Vliegveld / Kustpad / Het huis

Tekst en beeld door Laura Slee

Vliegveld

Voordat ik het vliegtuig instap, kijk ik nog een keer naar mijn telefoon:

 ‘Zie je zo bij de gate, goeie reis! X’. Het is een appje van mijn moeder. 

Ik ga haar weer voor het eerst zien, sinds ze een paar maanden geleden (na de scheiding) naar het buitenland is verhuisd.

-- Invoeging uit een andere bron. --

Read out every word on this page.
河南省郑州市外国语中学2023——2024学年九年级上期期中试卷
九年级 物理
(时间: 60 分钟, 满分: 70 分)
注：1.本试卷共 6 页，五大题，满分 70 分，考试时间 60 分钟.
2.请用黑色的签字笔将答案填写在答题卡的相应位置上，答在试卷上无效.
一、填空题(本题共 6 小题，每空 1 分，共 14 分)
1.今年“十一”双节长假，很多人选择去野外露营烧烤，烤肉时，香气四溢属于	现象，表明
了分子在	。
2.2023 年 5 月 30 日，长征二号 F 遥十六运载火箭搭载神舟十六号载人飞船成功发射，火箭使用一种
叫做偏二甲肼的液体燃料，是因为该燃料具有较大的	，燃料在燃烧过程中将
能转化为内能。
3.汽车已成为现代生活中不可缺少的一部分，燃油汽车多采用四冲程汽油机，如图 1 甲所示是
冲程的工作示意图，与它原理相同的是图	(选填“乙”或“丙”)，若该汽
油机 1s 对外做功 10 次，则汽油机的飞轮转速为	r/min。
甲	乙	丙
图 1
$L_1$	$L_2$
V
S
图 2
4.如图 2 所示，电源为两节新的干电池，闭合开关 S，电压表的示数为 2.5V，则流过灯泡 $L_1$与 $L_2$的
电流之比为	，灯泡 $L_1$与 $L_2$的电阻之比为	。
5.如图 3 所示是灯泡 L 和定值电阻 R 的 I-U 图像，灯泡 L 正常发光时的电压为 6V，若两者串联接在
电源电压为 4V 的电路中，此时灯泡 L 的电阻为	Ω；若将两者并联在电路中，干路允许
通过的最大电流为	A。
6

We hebben altijd goed contact en bellen veel. Soms hoor ik een aantal dagen niks, maar de stilte wordt meestal wel verbroken met een appje: ‘Gm’, stuurt ze dan. Daarbij een foto van een kopje koffie of haar uitzicht op de zee. Af en toe wisselt ze af met een selfie, waar ik dan weer met een hartje op reageer. 

Ik ben nog niet bij haar langs geweest, want ze heeft het druk gehad de afgelopen tijd. Ik ben benieuwd hoe het gaat zijn om haar weer te zien na zo een lange tijd.

Kustpad

Links zijn heuvels en rechts hoor ik het gesuis van de wind in mijn oor. Ik sla mijn armen om me heen, in de hoop het zo wat warmer te krijgen. Gelukkig heb ik kaplaarzen aan. Ongeveer vijf meter voor me loopt mijn moeder in een lichtblauwe jas. 

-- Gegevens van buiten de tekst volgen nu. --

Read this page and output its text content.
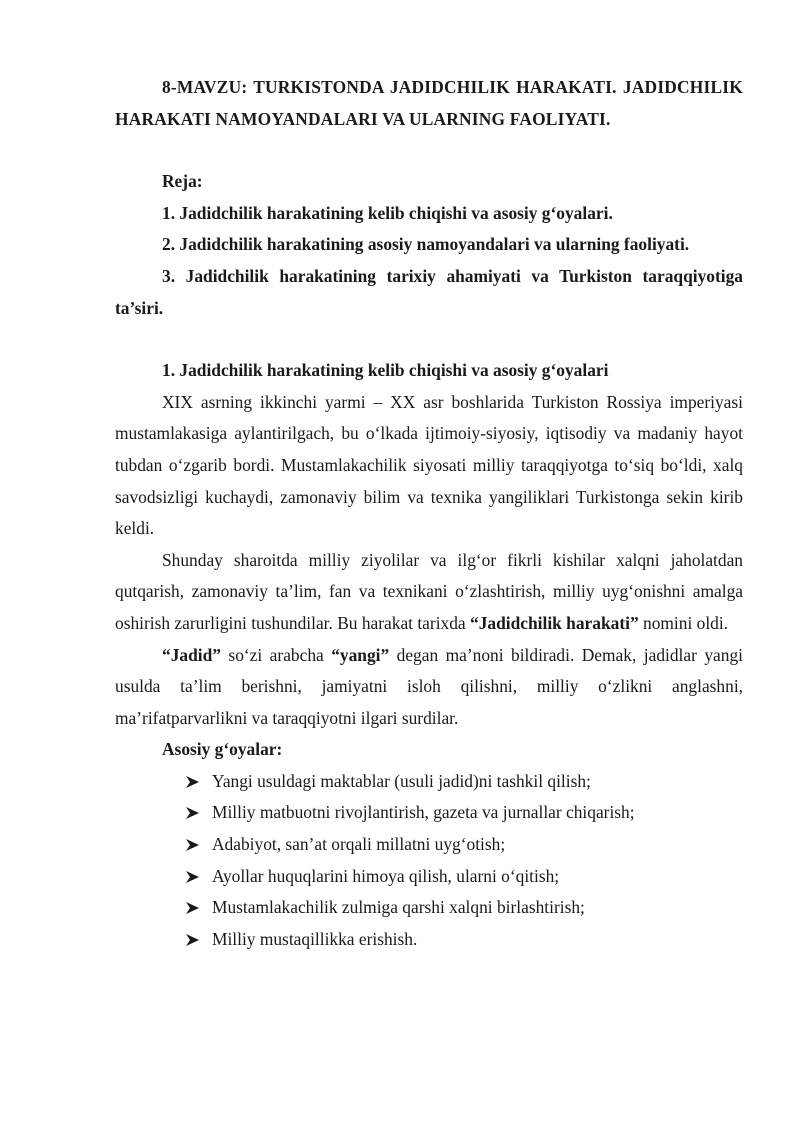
8-MAVZU: TURKISTONDA JADIDCHILIK HARAKATI. JADIDCHILIK HARAKATI NAMOYANDALARI VA ULARNING FAOLIYATI.

Reja:

1. Jadidchilik harakatining kelib chiqishi va asosiy g‘oyalari.

2. Jadidchilik harakatining asosiy namoyandalari va ularning faoliyati.

3. Jadidchilik harakatining tarixiy ahamiyati va Turkiston taraqqiyotiga ta’siri.

1. Jadidchilik harakatining kelib chiqishi va asosiy g‘oyalari

XIX asrning ikkinchi yarmi – XX asr boshlarida Turkiston Rossiya imperiyasi mustamlakasiga aylantirilgach, bu o‘lkada ijtimoiy-siyosiy, iqtisodiy va madaniy hayot tubdan o‘zgarib bordi. Mustamlakachilik siyosati milliy taraqqiyotga to‘siq bo‘ldi, xalq savodsizligi kuchaydi, zamonaviy bilim va texnika yangiliklari Turkistonga sekin kirib keldi.

Shunday sharoitda milliy ziyolilar va ilg‘or fikrli kishilar xalqni jaholatdan qutqarish, zamonaviy ta’lim, fan va texnikani o‘zlashtirish, milliy uyg‘onishni amalga oshirish zarurligini tushundilar. Bu harakat tarixda “Jadidchilik harakati” nomini oldi.

“Jadid” so‘zi arabcha “yangi” degan ma’noni bildiradi. Demak, jadidlar yangi usulda ta’lim berishni, jamiyatni isloh qilishni, milliy o‘zlikni anglashni, ma’rifatparvarlikni va taraqqiyotni ilgari surdilar.

Asosiy g‘oyalar:

Yangi usuldagi maktablar (usuli jadid)ni tashkil qilish;
Milliy matbuotni rivojlantirish, gazeta va jurnallar chiqarish;
Adabiyot, san’at orqali millatni uyg‘otish;
Ayollar huquqlarini himoya qilish, ularni o‘qitish;
Mustamlakachilik zulmiga qarshi xalqni birlashtirish;
Milliy mustaqillikka erishish.
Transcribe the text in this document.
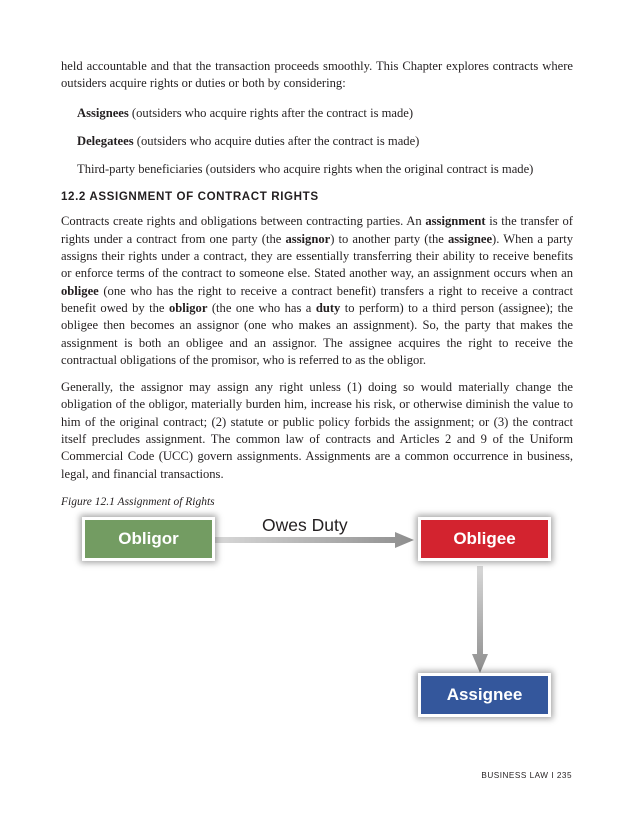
held accountable and that the transaction proceeds smoothly. This Chapter explores contracts where outsiders acquire rights or duties or both by considering:

Assignees (outsiders who acquire rights after the contract is made)

Delegatees (outsiders who acquire duties after the contract is made)

Third-party beneficiaries (outsiders who acquire rights when the original contract is made)

12.2 ASSIGNMENT OF CONTRACT RIGHTS

Contracts create rights and obligations between contracting parties. An assignment is the transfer of rights under a contract from one party (the assignor) to another party (the assignee). When a party assigns their rights under a contract, they are essentially transferring their ability to receive benefits or enforce terms of the contract to someone else. Stated another way, an assignment occurs when an obligee (one who has the right to receive a contract benefit) transfers a right to receive a contract benefit owed by the obligor (the one who has a duty to perform) to a third person (assignee); the obligee then becomes an assignor (one who makes an assignment). So, the party that makes the assignment is both an obligee and an assignor. The assignee acquires the right to receive the contractual obligations of the promisor, who is referred to as the obligor.

Generally, the assignor may assign any right unless (1) doing so would materially change the obligation of the obligor, materially burden him, increase his risk, or otherwise diminish the value to him of the original contract; (2) statute or public policy forbids the assignment; or (3) the contract itself precludes assignment. The common law of contracts and Articles 2 and 9 of the Uniform Commercial Code (UCC) govern assignments. Assignments are a common occurrence in business, legal, and financial transactions.

Figure 12.1 Assignment of Rights

Owes Duty
Obligor	Obligee
Assignee
BUSINESS LAW I 235
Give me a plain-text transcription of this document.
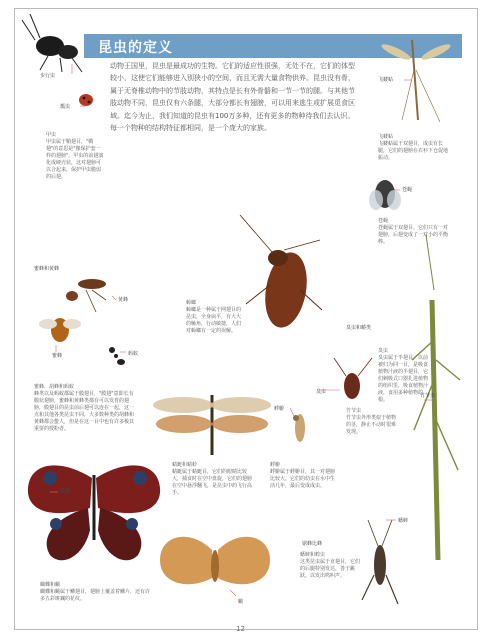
昆虫的定义
动物王国里，昆虫是最成功的生物。它们的适应性很强，无处不在，它们的体型较小，这使它们能够进入别狭小的空间，而且无需大量食物供养。昆虫没有骨，属于无脊椎动物中的节肢动物，其特点是长有外骨骼和一节一节的腿。与其他节肢动物不同，昆虫仅有六条腿，大部分都长有翅膀，可以用来逃生或扩展觅食区域。迄今为止，我们知道的昆虫有100万多种，还有更多的物种待我们去认识。每一个物种的结构特征都相同，是一个庞大的家族。
步行虫
瓢虫
飞蝼蛄
苍蝇
蜜蜂和黄蜂
黄蜂
蜜蜂	蚂蚁
臭虫和蝽类
臭虫
蜉蝣
竹节虫
蝴蝶
蛾
蟋蟀
锯蜂比蜂
甲虫
甲虫属于鞘翅目，"鞘翅"的意思是"像保护套一样的翅膀"，甲虫的前翅演化成硬壳状，这对翅膀可以合起来，保护甲虫脆弱的后翅。
飞蝼蛄
飞蝼蛄属于双翅目，成虫有长腿，它们的翅膀在衣衫下仓促地振动。
苍蝇
苍蝇属于双翅目。它们只有一对翅膀，后翅变成了一对小的平衡棒。
蜜蜂、胡蜂和蚂蚁
蜂类以及蚂蚁都属于膜翅目，"膜翅"意即长有膜状翅膀，蜜蜂和黄蜂类都有可以发育的翅膀，膜翅目的昆虫前后翅可以连在一起，这一点和其他各类昆虫不同，大多数种类的胡蜂和黄蜂都会蛰人，但是在这一目中也有许多极其重要的授粉者。
蟑螂
蟑螂是一种属于网翅目的昆虫，全身扁平，有大大的触角，行动敏捷，人们对蟑螂有一定的误解。
臭虫
臭虫属于半翅目，以前被归为同一目，是吸食植物汁液的半翅目，它们刺吸式口器扎进植物的组织里，吸食植物汁液，食用多种植物的根。
蜻蜓和蜻蛉
蜻蜓属于蜻蜓目，它们的眼睛比较大，捕食时在空中盘旋，它们的翅膀在空中悬浮翻飞，是昆虫中的飞行高手。
蜉蝣
蜉蝣属于蜉蝣目，其一对翅膀比较大，它们的幼虫在水中生活几年，最后变成成虫。
竹节虫
竹节虫外形类似于植物的茎，静止不动时很难发现。
蟋蟀和蝗虫
这类昆虫属于直翅目，它们的后腿特别发达，善于跳跃，以发出鸣叫声。
蝴蝶和蛾
蝴蝶和蛾属于鳞翅目，翅膀上覆盖着鳞片，还有许多五彩斑斓的花纹。
12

Ik stamp verder. Ik doe het voor de grap extra overdreven om haar op te vrolijken; sinds ze me heeft opgehaald van het vliegveld heeft ze nog niet echt gelachen. ‘Weet je nog die kaplaarzen van mij, met roze glitters, die ik toen op de camping was vergeten’, roep ik naar haar. 

Ze kijkt niet om. 

Ik loop wat harder en zet een kleine sprint in om bij haar te komen. Ik sla mijn arm om haar heen: ‘Weet je ook nog dat jij ze toen opnieuw voor me had gekocht, maar met andere glitters?’. Geen reactie.

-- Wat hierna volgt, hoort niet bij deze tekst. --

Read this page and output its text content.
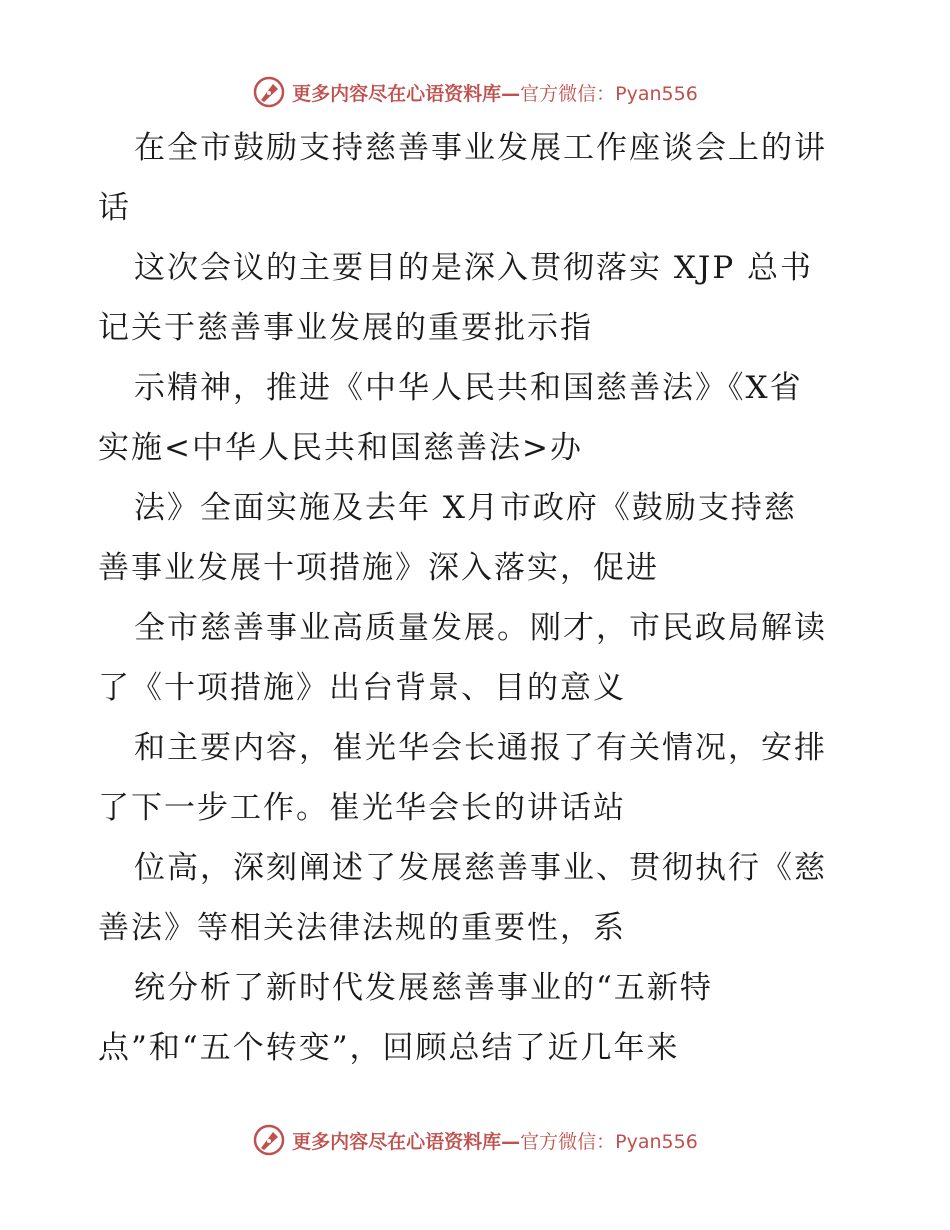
更多内容尽在心语资料库—官方微信：Pyan556
在全市鼓励支持慈善事业发展工作座谈会上的讲
话
这次会议的主要目的是深入贯彻落实 XJP 总书
记关于慈善事业发展的重要批示指
示精神，推进《中华人民共和国慈善法》《X省
实施<中华人民共和国慈善法>办
法》全面实施及去年 X月市政府《鼓励支持慈
善事业发展十项措施》深入落实，促进
全市慈善事业高质量发展。刚才，市民政局解读
了《十项措施》出台背景、目的意义
和主要内容，崔光华会长通报了有关情况，安排
了下一步工作。崔光华会长的讲话站
位高，深刻阐述了发展慈善事业、贯彻执行《慈
善法》等相关法律法规的重要性，系
统分析了新时代发展慈善事业的“五新特
点”和“五个转变”，回顾总结了近几年来
更多内容尽在心语资料库—官方微信：Pyan556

‘Hallo, moeder’. Ik zwaai met mijn hand voor haar ogen. Ze stopt met lopen en draait zich naar me om. Ze kijkt me aan maar knippert niet. Ik val even stil en zet onbewust een stap naar achter. Ik besef dat ik het koud heb. De blik waarmee ze me aankijkt zorgt voor een rilling over mijn rug. 

Maar haar gezichtsuitdrukking verandert en ze grinnikt. ‘Ja, en toen wilde je ze niet meer aandoen.’ 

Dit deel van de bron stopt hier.